JawaPos.com - Keluarga Staf Kedutaan Besar Republik Indonesia (KBRI) Lima, Peru, Zetro Leonardo Purba masih berduka. Kepergian Zetro bagaikan petir di siang bolong. Tidak ada yang menduga Zetro akan pergi secepat ini.
Diketahui, Zetro meninggal dunia usai ditembak orang tak dikenal di Lima, Peru, Senin malam (1/9) waktu setempat. Pihak keluarga masih enggan berkomentar banyak mengenai peristiwa yang terjadi.
"Mohon maaf kami belum bisa beri keterangan karena masih berduka," ujar salah satu kakak ipar Zetro saat ditemui di lokasi, Kamis (4/9).
Meski begitu, ia menyebut Zetro merupakan sosok yang sangat baik. Hal itu juga dibuktikan berdasarkan cerita teman-temannya yang telah berkunjung Rabu (3/9) lalu.
"Semua dari temen-temen alumni SMP, SMA, kuliah, kerja semua kaget. Karena semua akui dia ini orang yang sangat baik, sangat ramah ke semua orang," ungkapnya.
Ia terakhir kali bertemu dengan Zetro sebelum berangkat ke Peru, akhir Mei 2025. Dalam tugasnya, Zetro mengajak istri dan tiga anaknya ke Peru. "Terakhir ketemu sebelum berangkat. Dia berangkat akhir Mei. Istri dan ketiga anaknya ikut dibawa," katanya.
Terpisah, Kasatpol PP Kota Administrasi Jakarta Pusat TP Purba juga memberikan kesaksian yang sama. Menurut dia, Zetro merupakan sosok yang sangat baik, mudah bergaul dan suka memberi.
"Iya (saya) saudara satu kakek Dia orang baik dan supel, ringan tangan (suka memberi). Serta ulet bekerja," katanya kepada JawaPos.com.
Kini, rumah duka Almarhum di Ciputat, Tangerang Selatan, dipenuhi dengan karangan bunga. Karangan bunga itu berjejer di depan rumah mertua Zetro. Di antaranya dari KBRI Lima, KJRI Melbourne, hingga Kasatpol PP Kakarta Pusat.
Pantauan JawaPos.com di lokasi, sejumlah tamu masih berdatangan di kediaman Zetro. Termasuk dari perwakilan gereja.
Jenazah Zetro Diharapkan Tiba di Indonesia Minggu Ini
Juru Bicara Kementerian Luar Negeri Vahd Nabyl Achmad Mulachela memastikan Indonesia bergerak cepat menyikapi penembakan diplomat Indonesia di KBRI Lima, Peru.
Vahd mengungkapkan bahwa pihaknya telah mengirimkan nota diplomatik resmi kepada Pemerintah Peru. Langkah ini untuk meminta perhatian penuh terhadap kasus yang menimpa staf KBRI tersebut.
"KBRI Lima juga telah menyampaikan nota diplomatik kepada Kementerian Luar Negeri Peru untuk meminta agar proses penanganan khusus ini mendapatkan atensi yang besar," kata Vahd dalam keterangan pers, Kamis (4/9).
Vahd menjelaskan, pembicaraan tingkat menteri antara Indonesia dan Peru masih terus berlangsung.

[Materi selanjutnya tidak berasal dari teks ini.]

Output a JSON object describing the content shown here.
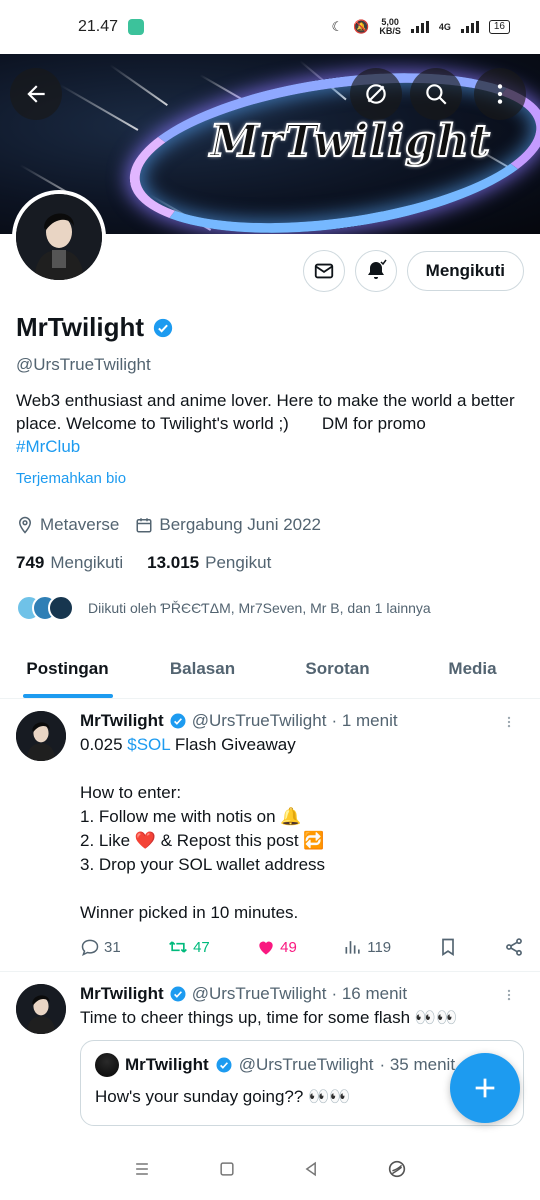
{
  "status": {
    "time": "21.47",
    "net_speed_top": "5,00",
    "net_speed_bottom": "KB/S",
    "network": "4G",
    "battery": "16"
  },
  "banner": {
    "brand_text": "MrTwilight"
  },
  "profile": {
    "follow_label": "Mengikuti",
    "name": "MrTwilight",
    "handle": "@UrsTrueTwilight",
    "bio_text": "Web3 enthusiast and anime lover. Here to make the world a better place. Welcome to Twilight's world ;)       DM for promo",
    "bio_tag": "#MrClub",
    "translate_label": "Terjemahkan bio",
    "location": "Metaverse",
    "joined": "Bergabung Juni 2022",
    "following_count": "749",
    "following_label": "Mengikuti",
    "followers_count": "13.015",
    "followers_label": "Pengikut",
    "followed_by": "Diikuti oleh ƤŘЄЄƬΔM, Mr7Seven, Mr B, dan 1 lainnya"
  },
  "tabs": [
    {
      "label": "Postingan",
      "active": true
    },
    {
      "label": "Balasan",
      "active": false
    },
    {
      "label": "Sorotan",
      "active": false
    },
    {
      "label": "Media",
      "active": false
    }
  ],
  "posts": [
    {
      "name": "MrTwilight",
      "handle": "@UrsTrueTwilight",
      "time": "· 1 menit",
      "text_pre": "0.025 ",
      "text_link": "$SOL",
      "text_post": " Flash Giveaway\n\nHow to enter:\n1. Follow me with notis on 🔔\n2. Like ❤️ & Repost this post 🔁\n3. Drop your SOL wallet address\n\nWinner picked in 10 minutes.",
      "replies": "31",
      "reposts": "47",
      "likes": "49",
      "views": "119"
    },
    {
      "name": "MrTwilight",
      "handle": "@UrsTrueTwilight",
      "time": "· 16 menit",
      "text": "Time to cheer things up, time for some flash 👀👀",
      "quote": {
        "name": "MrTwilight",
        "handle": "@UrsTrueTwilight",
        "time": "· 35 menit",
        "text": "How's your sunday going?? 👀👀"
      }
    }
  ],
  "colors": {
    "accent": "#1d9bf0",
    "repost": "#00ba7c",
    "like": "#f91880"
  }
}
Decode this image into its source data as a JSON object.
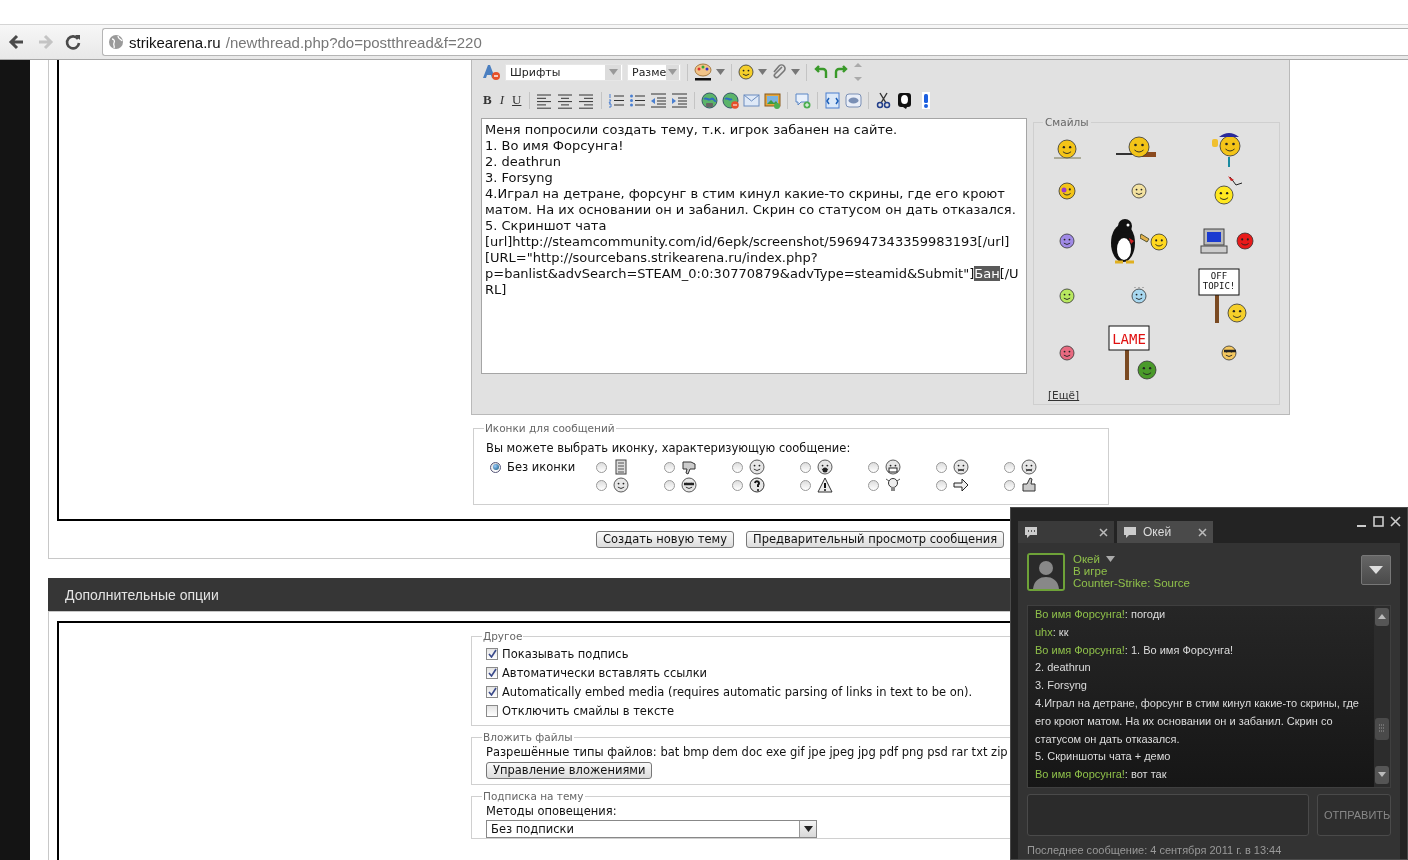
{
  "browser": {
    "url_host": "strikearena.ru",
    "url_path": "/newthread.php?do=postthread&f=220",
    "forward_disabled": true
  },
  "editor": {
    "font_select": "Шрифты",
    "size_select": "Разме",
    "format_buttons": [
      "B",
      "I",
      "U"
    ],
    "text_before_selection": "Меня попросили создать тему, т.к. игрок забанен на сайте.\n1. Во имя Форсунга!\n2. deathrun\n3. Forsyng\n4.Играл на детране, форсунг в стим кинул какие-то скрины, где его кроют матом. На их основании он и забанил. Скрин со статусом он дать отказался.\n5. Скриншот чата\n[url]http://steamcommunity.com/id/6epk/screenshot/596947343359983193[/url]\n[URL=\"http://sourcebans.strikearena.ru/index.php?p=banlist&advSearch=STEAM_0:0:30770879&advType=steamid&Submit\"]",
    "selected_text": "Бан",
    "text_after_selection": "[/URL]",
    "smilies": {
      "legend": "Смайлы",
      "signs": [
        {
          "lines": [
            "OFF",
            "TOPIC!"
          ]
        },
        {
          "lines": [
            "LAME"
          ]
        }
      ],
      "more_link": "[Ещё]"
    }
  },
  "post_icons": {
    "legend": "Иконки для сообщений",
    "prompt": "Вы можете выбрать иконку, характеризующую сообщение:",
    "options": [
      {
        "label": "Без иконки",
        "selected": true
      },
      {
        "selected": false
      },
      {
        "selected": false
      },
      {
        "selected": false
      },
      {
        "selected": false
      },
      {
        "selected": false
      },
      {
        "selected": false
      },
      {
        "selected": false
      },
      {
        "selected": false
      },
      {
        "selected": false
      },
      {
        "selected": false
      },
      {
        "selected": false
      },
      {
        "selected": false
      },
      {
        "selected": false
      },
      {
        "selected": false
      }
    ]
  },
  "buttons": [
    "Создать новую тему",
    "Предварительный просмотр сообщения"
  ],
  "additional_options": {
    "title": "Дополнительные опции",
    "other": {
      "legend": "Другое",
      "checkboxes": [
        {
          "label": "Показывать подпись",
          "checked": true
        },
        {
          "label": "Автоматически вставлять ссылки",
          "checked": true
        },
        {
          "label": "Automatically embed media (requires automatic parsing of links in text to be on).",
          "checked": true
        },
        {
          "label": "Отключить смайлы в тексте",
          "checked": false
        }
      ]
    },
    "attachments": {
      "legend": "Вложить файлы",
      "allowed_types": "Разрешённые типы файлов: bat bmp dem doc exe gif jpe jpeg jpg pdf png psd rar txt zip",
      "button": "Управление вложениями"
    },
    "subscription": {
      "legend": "Подписка на тему",
      "label": "Методы оповещения:",
      "value": "Без подписки"
    }
  },
  "chat": {
    "tabs": [
      {
        "selected": false
      },
      {
        "label": "Окей",
        "selected": true
      }
    ],
    "friend": {
      "name": "Окей",
      "status": "В игре",
      "game": "Counter-Strike: Source"
    },
    "messages": [
      {
        "sender": "Во имя Форсунга!",
        "text": ": погоди"
      },
      {
        "sender": "uhx",
        "text": ": кк"
      },
      {
        "sender": "Во имя Форсунга!",
        "text": ": 1. Во имя Форсунга!"
      },
      {
        "text": "2. deathrun"
      },
      {
        "text": "3. Forsyng"
      },
      {
        "text": "4.Играл на детране, форсунг в стим кинул какие-то скрины, где его кроют матом. На их основании он и забанил. Скрин со статусом он дать отказался."
      },
      {
        "text": "5. Скриншоты чата + демо"
      },
      {
        "sender": "Во имя Форсунга!",
        "text": ": вот так"
      }
    ],
    "send_button": "ОТПРАВИТЬ",
    "footer": "Последнее сообщение: 4 сентября 2011 г. в 13:44"
  }
}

Fokus utama pembicaraan itu adalah mendesak agar proses penyelidikan berjalan transparan dan segera menghasilkan kejelasan, termasuk pemulangan jenazah korban.
KBRI Lima kini berkoordinasi dengan kepolisian Peru untuk mengawal autopsi jenazah Zetro Leonardo.
"Proses autopsi terhadap jenazah telah dilakukan pada tanggal 2 September dan harapannya adalah pengembalian jenazah dapat dilakukan dalam minggu ini," ujarnya.
Tak hanya mengurus jenazah, pemerintah juga memastikan keluarga korban mendapat perlindungan. Mereka telah dievakuasi dari tempat tinggal semula ke lokasi yang lebih aman dengan penjagaan ketat kepolisian setempat.
"KBRI Lima memberi perhatian yang tinggi terhadap keluarga korban, termasuk dengan memindahkan tempat tinggal mereka ke lokasi yang lebih aman serta mendapatkan pengawasan dan penjagaan oleh kepolisian setempat," terang Vahd.
Vahd juga mengingatkan seluruh WNI yang berada di Peru agar aktif berkoordinasi dengan KBRI.
"KBRI juga memiliki sarana hotline 24 jam dan WhatsApp group untuk menyampaikan informasi-informasi perkembangan update tentang kondisi yang ada. Dan untuk itu diimbau pada para WNI, yang berada di Peru untuk dapat memanfaatkan sarana komunikasi tersebut," imbuhnya.